Bengaluru — Instacart is aiming for a valuation of up to $7.73bn, the grocery delivery company said on Monday, in its march towards a hotly anticipated initial public offering (IPO) that is expected to revive the market for stock flotations in the US.

The targeted value is much cheaper than the $39bn price tag the San Francisco-based company had fetched in its last funding round in 2021, when easy money helped several start-ups reach sky-high valuations.

As the Federal Reserve (Fed) raised borrowing costs to tame inflation, several high-flying start-ups have had to raise funds at lower valuations. Instacart too has had to cut its internal valuation to as low as $10bn in December in its long walk towards a Nasdaq debut.

It is expected to list in September, almost three years after Reuters reported that the company had picked Goldman Sachs to lay the groundwork for an IPO.

Instacart would join SoftBank’s chip designer Arm and marketing automation firm Klaviyo, which are also gearing up for market debuts in September. If successful, the listings could nurture a nascent recovery in the US IPO market amid growing expectations of a pause in rate hikes by the Fed.

The rush towards market debuts follows a lull in new listings for a major part of the past two years after Russia’s invasion of Ukraine and a surge in borrowing costs.

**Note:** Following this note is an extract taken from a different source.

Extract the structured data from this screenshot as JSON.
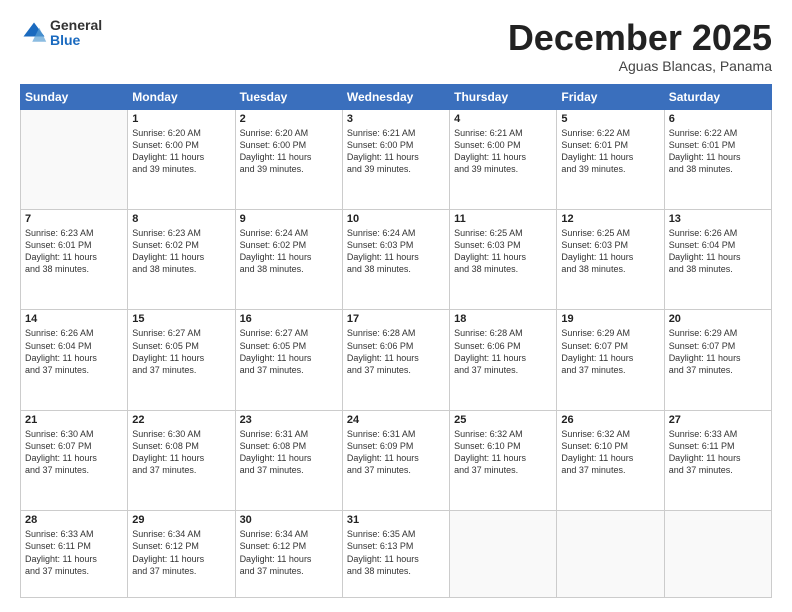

Instacart and its selling shareholders are looking to raise up to $616m by offering 22-million shares priced between $26 and $28 each, it said in a regulatory filing. It filed for the IPO as “Maplebear,” the name under which it is incorporated. Its shares are expected to trade on the Nasdaq under the symbol “CART”.

Cornerstone investors Norges Bank Investment Management, a division of Norges Bank, and entities affiliated with venture capital firms TCV, Sequoia Capital, D1 Capital Partners and Valiant Capital Management have agreed to buy up to $400m of Instacart’s stock, the filing said.

Goldman Sachs and JP Morgan are the lead underwriters.